Hemos dicho que los últimos enemigos contra los cuales había que
apologizar eran los herejes. En los tres primeros siglos habían
aparecido ya varias herejías. La más sutil y peligrosa de todas ellas
fue el gnosticismo, que surgió en el siglo II. Dicho error, donde se
advierte un evidente abuso de la especulación aplicada a los
misterios de Dios, es sumamente complejo y no nos sería posible
exponerlo aquí en su totalidad. ¿Qué era la gnosis? La palabra, en
griego, quiere decir conocimiento. Aquí se quería significar el
esfuerzo del hombre por aprehender lo divino, lo que en sí no
parece algo malo. Una gnosis cristiana perfectamente ortodoxa era
del todo concebible, y de hecho existía desde los orígenes del
cristianismo. Ya Pablo había dicho que había una gnosis según
Dios, una sabiduría escondida (cf. 1 Cor 2, 7). Pero el movimiento
gnóstico era una “sabiduría según el mundo”, que absorbía
elementos ideológicos provenientes de todas partes, de la herejía
doceta, del platonismo, del dualismo iránico, e incluso quizás del
mismo budismo, en orden a reelaborar los dogmas del cristianismo.

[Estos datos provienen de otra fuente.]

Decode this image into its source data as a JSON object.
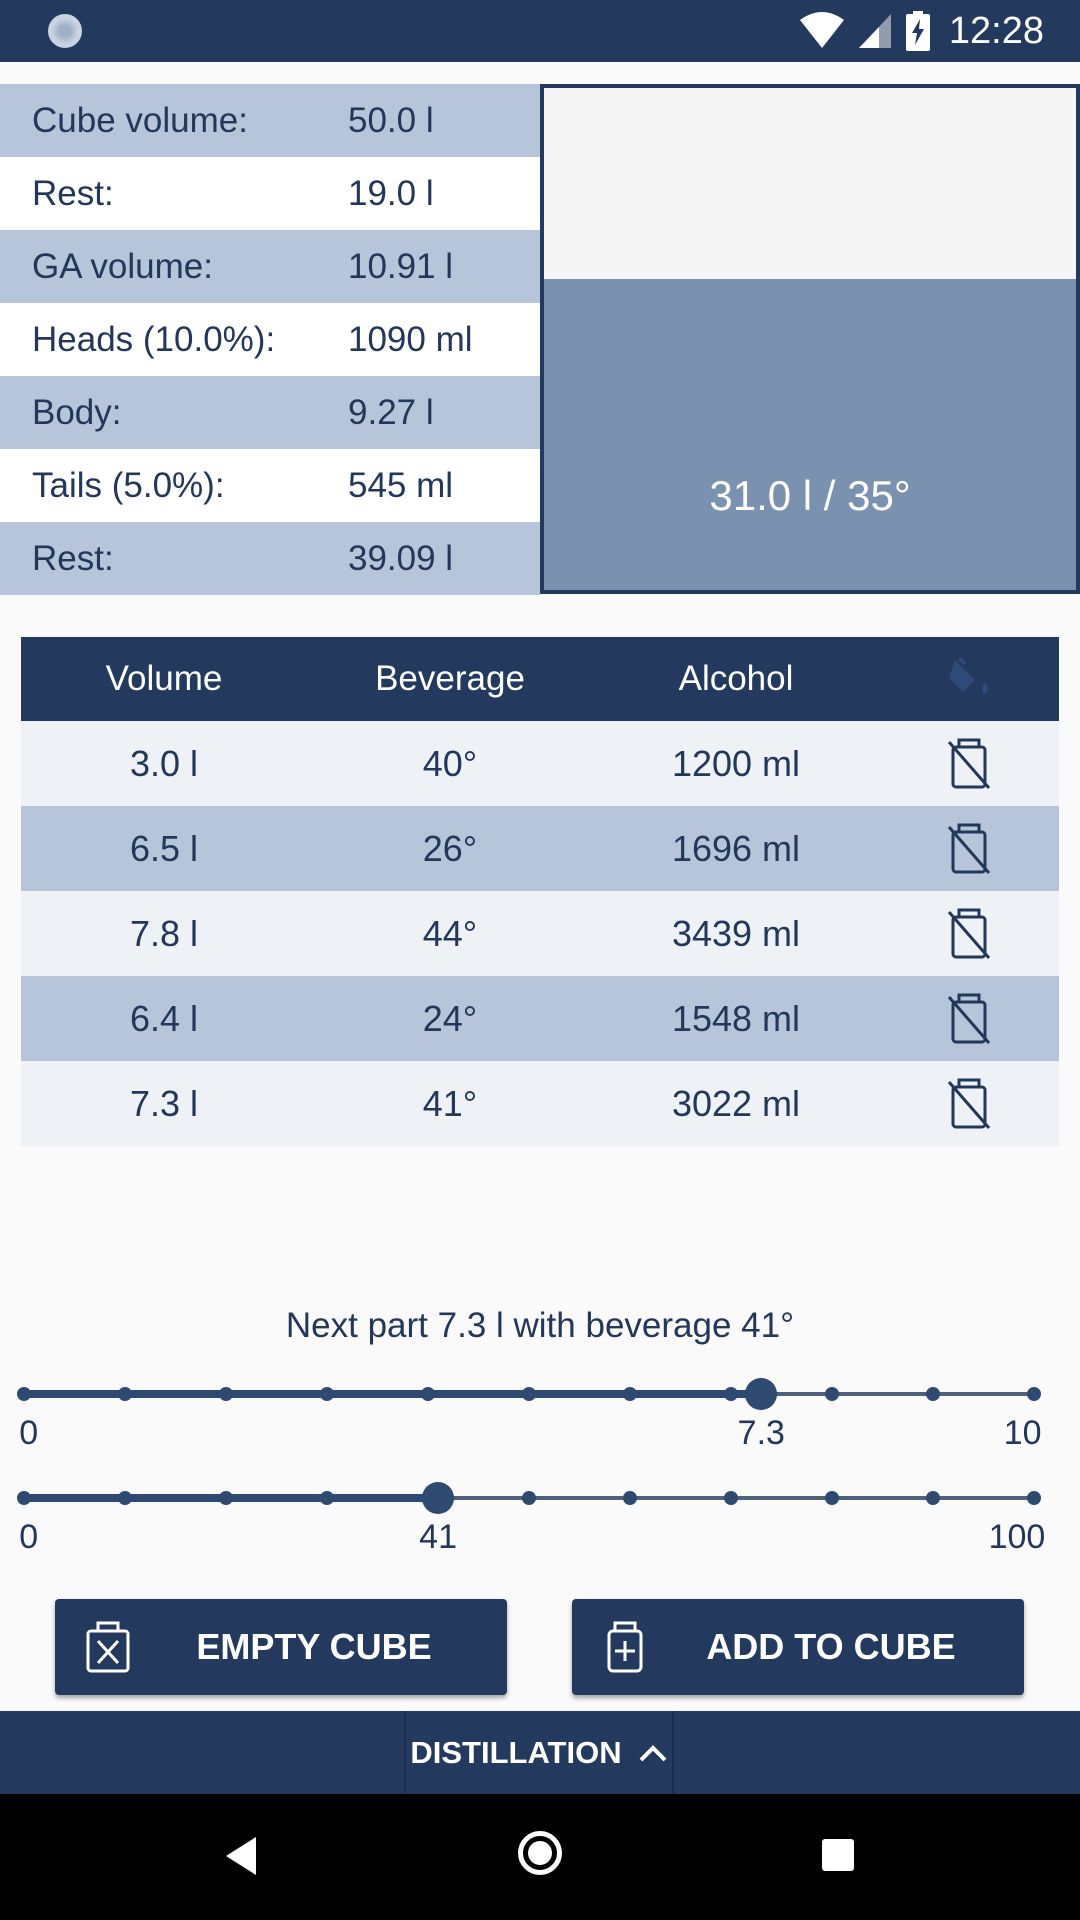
{
  "status_bar": {
    "time": "12:28"
  },
  "summary": [
    {
      "label": "Cube volume:",
      "value": "50.0 l"
    },
    {
      "label": "Rest:",
      "value": "19.0 l"
    },
    {
      "label": "GA volume:",
      "value": "10.91 l"
    },
    {
      "label": "Heads (10.0%):",
      "value": "1090 ml"
    },
    {
      "label": "Body:",
      "value": "9.27 l"
    },
    {
      "label": "Tails (5.0%):",
      "value": "545 ml"
    },
    {
      "label": "Rest:",
      "value": "39.09 l"
    }
  ],
  "tank": {
    "label": "31.0 l / 35°",
    "fill_fraction": 0.62
  },
  "table": {
    "headers": [
      "Volume",
      "Beverage",
      "Alcohol"
    ],
    "header_icon": "paint-bucket-icon",
    "rows": [
      {
        "volume": "3.0 l",
        "beverage": "40°",
        "alcohol": "1200 ml"
      },
      {
        "volume": "6.5 l",
        "beverage": "26°",
        "alcohol": "1696 ml"
      },
      {
        "volume": "7.8 l",
        "beverage": "44°",
        "alcohol": "3439 ml"
      },
      {
        "volume": "6.4 l",
        "beverage": "24°",
        "alcohol": "1548 ml"
      },
      {
        "volume": "7.3 l",
        "beverage": "41°",
        "alcohol": "3022 ml"
      }
    ],
    "row_icon": "delete-container-icon"
  },
  "next_part": "Next part 7.3 l with beverage 41°",
  "sliders": {
    "volume": {
      "min": 0,
      "max": 10,
      "value": 7.3,
      "min_label": "0",
      "max_label": "10",
      "value_label": "7.3",
      "steps": 10
    },
    "beverage": {
      "min": 0,
      "max": 100,
      "value": 41,
      "min_label": "0",
      "max_label": "100",
      "value_label": "41",
      "steps": 10
    }
  },
  "buttons": {
    "empty_cube": "EMPTY CUBE",
    "add_to_cube": "ADD TO CUBE"
  },
  "bottom_tab": {
    "label": "DISTILLATION"
  },
  "colors": {
    "primary": "#233a5e",
    "row_shaded": "#b6c5d9",
    "row_light": "#eef2f7",
    "tank_liquid": "#7b91b0"
  }
}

El punto de partida del gnosticismo parecía elevado. Dos ideas


estaban en su origen: la sublime trascendencia de Dios, tal como la
entendían los judíos de los últimos tiempos, para quienes Yahvé
había llegado a ser infinitamente lejano y misterioso, el Gran
Silencio, el Abismo; y la miseria inenarrable del hombre, pura
abyección. Entre el Dios sublime y el hombre abyecto se
desplegaba una serie de intermediarios, los “eones”, que emanaban
de Aquél por vía de degradación; los primeros se le parecían como
engendrados por Él, pero ellos, a su vez, habían engendrado otros
eones menos puros, éstos a los siguientes, y así sucesivamente,
hasta llegar a 365. El conjunto constituía el pléroma, la plenitud.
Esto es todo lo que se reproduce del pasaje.